Santee Cooper sets solar standby charge

Wednesday, December 9, 2015

The board of South Carolina's state-owned electric utility has approved a plan to increase retail rates and -- controversially -- add new charges for customers who install solar panels.  Santee Cooper is South Carolina's largest power producer, providing electricity for about 2 million people.  Its interim rider for distributed generation includes a "standby fee" charged to customers with rooftop solar projects and other customer-sited generation.  It also declined to adopt a net metering structure similar to those used by South Carolina's investor owned utilities.

Notably, Santee Cooper says it "supports development of solar power resources".  Its Distributed Generation Approach notes that Santee Cooper has generated solar energy for its customers since 2006, including demonstration projects across South Carolina.  Santee Cooper buys solar power from sources including the 3-megawatt Colleton Solar Farm.  The Colleton project, owned and operated by TIG Sun Energy, is South Carolina's largest solar installation.  Santee Cooper also offers its customers blocks of Green Power.
But residential solar projects aren't typically owned by or developed for utilities.  From the utility perspective, this means that the costs associated with serving customers with solar generation need to be recovered from ratepayers.  But the allocation of those costs among ratepayers is an issue.  Should they fall on all consumers equally?  Or should a rider or specific charge be added to recover these costs from the consumers who install distributed solar generation?
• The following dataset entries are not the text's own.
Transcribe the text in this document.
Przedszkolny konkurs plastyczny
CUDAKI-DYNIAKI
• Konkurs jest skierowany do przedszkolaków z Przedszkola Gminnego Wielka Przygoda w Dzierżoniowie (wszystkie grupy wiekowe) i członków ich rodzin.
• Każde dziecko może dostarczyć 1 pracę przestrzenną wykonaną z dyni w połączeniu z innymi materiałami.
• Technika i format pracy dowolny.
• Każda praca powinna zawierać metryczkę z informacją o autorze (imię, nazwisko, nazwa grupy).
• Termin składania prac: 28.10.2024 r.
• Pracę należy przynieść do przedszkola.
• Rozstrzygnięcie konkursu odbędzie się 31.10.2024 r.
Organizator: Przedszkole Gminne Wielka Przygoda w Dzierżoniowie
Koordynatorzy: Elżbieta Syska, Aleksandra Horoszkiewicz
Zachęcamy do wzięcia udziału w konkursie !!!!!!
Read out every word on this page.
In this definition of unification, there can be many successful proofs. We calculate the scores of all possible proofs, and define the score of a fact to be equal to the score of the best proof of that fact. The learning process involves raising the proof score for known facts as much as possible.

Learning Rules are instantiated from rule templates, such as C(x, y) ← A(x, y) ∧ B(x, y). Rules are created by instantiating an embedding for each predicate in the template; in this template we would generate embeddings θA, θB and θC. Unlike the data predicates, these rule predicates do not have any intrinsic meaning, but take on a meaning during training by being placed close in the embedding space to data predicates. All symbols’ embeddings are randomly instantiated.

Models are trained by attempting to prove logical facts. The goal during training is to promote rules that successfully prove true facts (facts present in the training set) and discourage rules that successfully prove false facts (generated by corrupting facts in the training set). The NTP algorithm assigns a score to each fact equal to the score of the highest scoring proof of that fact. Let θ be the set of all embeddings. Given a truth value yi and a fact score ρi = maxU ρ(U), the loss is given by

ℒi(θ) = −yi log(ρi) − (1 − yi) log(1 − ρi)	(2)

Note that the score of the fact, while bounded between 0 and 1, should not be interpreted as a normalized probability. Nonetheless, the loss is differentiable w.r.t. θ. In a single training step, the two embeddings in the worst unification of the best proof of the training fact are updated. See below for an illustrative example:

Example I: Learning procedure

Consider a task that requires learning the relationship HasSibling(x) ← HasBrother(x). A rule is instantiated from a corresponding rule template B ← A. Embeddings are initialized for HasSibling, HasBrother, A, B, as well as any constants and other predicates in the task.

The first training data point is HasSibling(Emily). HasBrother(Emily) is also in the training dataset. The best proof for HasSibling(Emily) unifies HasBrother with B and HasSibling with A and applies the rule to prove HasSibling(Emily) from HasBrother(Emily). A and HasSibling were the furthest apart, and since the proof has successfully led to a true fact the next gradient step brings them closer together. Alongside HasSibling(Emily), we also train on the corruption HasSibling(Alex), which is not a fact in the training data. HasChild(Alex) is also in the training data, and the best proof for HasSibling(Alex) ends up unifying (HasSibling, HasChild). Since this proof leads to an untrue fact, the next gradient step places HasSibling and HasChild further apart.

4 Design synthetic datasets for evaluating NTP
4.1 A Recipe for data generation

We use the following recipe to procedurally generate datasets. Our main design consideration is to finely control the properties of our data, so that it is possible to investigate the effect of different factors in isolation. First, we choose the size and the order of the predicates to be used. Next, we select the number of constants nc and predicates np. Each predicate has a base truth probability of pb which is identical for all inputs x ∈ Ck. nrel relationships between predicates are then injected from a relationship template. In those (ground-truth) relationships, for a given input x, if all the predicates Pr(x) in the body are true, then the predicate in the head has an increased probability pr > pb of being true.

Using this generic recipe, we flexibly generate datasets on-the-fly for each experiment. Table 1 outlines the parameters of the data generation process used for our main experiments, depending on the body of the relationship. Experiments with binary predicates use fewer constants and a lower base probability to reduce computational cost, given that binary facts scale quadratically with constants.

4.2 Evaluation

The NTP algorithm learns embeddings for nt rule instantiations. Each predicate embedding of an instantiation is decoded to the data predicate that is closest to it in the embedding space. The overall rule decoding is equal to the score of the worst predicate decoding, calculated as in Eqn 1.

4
In Santee Cooper's case, the board approved a new charge, called a “standby fee,’’ on residential customers of $4.40 per month per kilowatt of installed solar capacity.  It also elected to use rebates and credits to reward customers for solar generation, instead of a net metering rate.  At the same time, the board set the rates for crediting generation at less than its retail rate.

From the utility perspective, it needed to adjust its rates to account for growth in rooftop solar and other distributed generation resources, and to protect customers who don't develop solar projects from unfairly bearing costs imposed by those who do.   Cost-shifting is a typical utility concern; the issue is to make sure that the allocation of consumer costs is fairly related to how the costs were incurred.
  
But from the perspective of advocates for rooftop solar and other distributed generation resources, a "solar fee" would deter people from developing alternative energy projects.  Under this view, these fees and rate structure are unnecessary and "penalize customers for exercising their right to use this clean, renewable resource."

Santee Cooper is not alone in considering how to adjust utility rates to handle more rooftop solar projects.  But its approach differs from that of South Carolina's largest investor owned utilities, Duke Energy Carolinas and South Carolina Electric and Gas, which have agreed to net energy metering and solar development targets.

How should utility rate design allocate the costs and benefits of connecting distributed solar projects to the grid?  How can essential fairness in ratemaking be balanced against policy values like customer choice and renewable energy?